Двери начали закрываться. Леклер снова нажал на кнопку, чтобы их открыть, поморщился, опустился на колени, подполз к самому краю и заглянул вниз, однако ничего не сумел разглядеть. В следующее мгновение инспектор почувствовал, как что-то капнуло ему на затылок; он дотронулся до него рукой и нащупал вязкую жидкость. Повернув голову, посмотрел наверх – лифт находился этажом выше. Что-то свисало с его днища. Леклер быстро отпрянул назад.

Габриэль закончила собирать вещи. Ее чемоданы стояли в коридоре: один большой, второй поменьше и сумка для ручной клади – она не забирала все вещи, но взяла с собой больше, чем на одну ночь.
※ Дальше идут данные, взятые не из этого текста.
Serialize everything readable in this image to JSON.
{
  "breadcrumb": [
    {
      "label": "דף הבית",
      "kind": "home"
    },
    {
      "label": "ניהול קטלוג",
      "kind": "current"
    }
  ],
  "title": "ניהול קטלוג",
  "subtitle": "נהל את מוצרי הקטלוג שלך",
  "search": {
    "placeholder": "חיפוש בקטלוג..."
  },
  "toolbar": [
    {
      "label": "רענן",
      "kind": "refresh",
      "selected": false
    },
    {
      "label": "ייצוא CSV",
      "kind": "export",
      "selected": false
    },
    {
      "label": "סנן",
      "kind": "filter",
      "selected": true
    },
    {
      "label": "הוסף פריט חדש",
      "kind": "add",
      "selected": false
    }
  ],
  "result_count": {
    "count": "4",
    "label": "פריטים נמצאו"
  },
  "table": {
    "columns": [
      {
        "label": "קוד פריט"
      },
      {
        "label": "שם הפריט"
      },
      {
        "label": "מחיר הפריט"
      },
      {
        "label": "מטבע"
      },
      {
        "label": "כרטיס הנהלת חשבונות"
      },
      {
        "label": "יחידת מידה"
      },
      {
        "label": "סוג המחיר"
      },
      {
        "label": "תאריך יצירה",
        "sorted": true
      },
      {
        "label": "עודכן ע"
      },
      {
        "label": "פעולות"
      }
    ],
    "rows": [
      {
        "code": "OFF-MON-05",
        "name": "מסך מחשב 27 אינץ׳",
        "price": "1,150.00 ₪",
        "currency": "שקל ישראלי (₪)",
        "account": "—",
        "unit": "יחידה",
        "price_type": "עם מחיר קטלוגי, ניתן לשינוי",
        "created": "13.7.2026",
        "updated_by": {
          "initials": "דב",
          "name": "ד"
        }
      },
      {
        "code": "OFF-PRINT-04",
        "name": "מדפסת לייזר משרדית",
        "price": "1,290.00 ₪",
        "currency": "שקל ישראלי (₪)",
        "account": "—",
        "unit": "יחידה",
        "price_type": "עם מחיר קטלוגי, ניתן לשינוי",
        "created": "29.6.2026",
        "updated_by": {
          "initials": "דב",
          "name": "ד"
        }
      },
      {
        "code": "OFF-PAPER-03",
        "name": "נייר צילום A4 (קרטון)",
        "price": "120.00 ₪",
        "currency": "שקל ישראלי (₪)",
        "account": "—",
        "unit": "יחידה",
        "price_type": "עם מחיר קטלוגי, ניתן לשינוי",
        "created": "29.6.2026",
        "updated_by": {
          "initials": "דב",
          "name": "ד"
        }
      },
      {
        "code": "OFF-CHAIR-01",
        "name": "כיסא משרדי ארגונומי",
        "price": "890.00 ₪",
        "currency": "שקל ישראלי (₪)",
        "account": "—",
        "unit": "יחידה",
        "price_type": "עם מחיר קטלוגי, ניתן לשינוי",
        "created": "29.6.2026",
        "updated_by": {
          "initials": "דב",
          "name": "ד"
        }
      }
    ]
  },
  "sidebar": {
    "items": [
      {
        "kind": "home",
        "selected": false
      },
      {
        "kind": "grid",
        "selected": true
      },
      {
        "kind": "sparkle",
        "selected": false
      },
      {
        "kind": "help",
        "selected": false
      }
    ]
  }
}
Последний самолет вылетал в Лондон в двадцать пять минут десятого, а на веб-сайте «Бритиш эруэйз» предупреждали, что меры безопасности после взрыва на «Виста эруэйз» усилены. Значит, если она хочет успеть на этот рейс, необходимо уехать прямо сейчас. Габриэль присела в своем кабинете и написала Алексу записку в старомодном стиле – на чистой белой бумаге, перьевой ручкой, заправленной китайской тушью.

Первым делом она написала, что любит его и не уходит навсегда. «Может быть, ты предпочел бы именно такой вариант – но сейчас мне необходимо отдохнуть от Женевы». Она сообщила ему, что встречалась с Бобом Уолтоном в ЦЕРНе. «Не сердись, он хороший человек, его тревожит твоя судьба». Разговор с ним помог ей понять, какую невероятно сложную задачу Алекс пытается решить и какие перегрузки испытывает.

Она сожалеет, что обвинила его в провале своей выставки. Если он продолжает настаивать на том, что не несет ответственности за покупку всех экспонатов, тогда, конечно, она ему верит. «Но, дорогой, уверен ли ты в своей правоте – кто еще мог так поступить?»

Возможно, у него снова нечто вроде нервного срыва – в таком случае, она хочет ему помочь; а вот узнавать о его прошлых проблемах от других людей, в особенности от полицейского, она не желает. «Если мы хотим и дальше оставаться вместе, нам следует быть более откровенными друг с другом».

Габриэль приехала в Швейцарию много лет назад, намереваясь поработать здесь пару месяцев, однако получилось так, что она здесь осталась, и все это время ее жизнь вращалась вокруг Алекса. Может быть, если бы у них были дети, все получилось бы иначе. Но то, что произошло сегодня, заставило ее понять, что работа, даже самая творческая, не заменяет для нее жизнь. В отличие от Алекса.

А дальше она подошла к главной проблеме. Насколько она поняла из разговора с Уолтоном, Алекс посвятил свою жизнь созданию машины, способной мыслить, учиться и действовать независимо от человека. Для Габриэль эта идея, по сути своей, представлялась страшной, хотя Уолтон заверил ее, что намерения Алекса были самыми благородными. «Зная тебя, я в этом не сомневаюсь». Но поставить высочайшие амбиции на решение одной задачи – добывания денег – не значит ли это объединить несовместимое: святое и дьявольское? Стоит ли удивляться, что он стал вести себя странно? Даже хотеть миллиард долларов, не говоря уже о том, чтобы обладать такой суммой, безумие, по мнению Габриэль, и она еще не забыла времена, когда Алекс думал так же.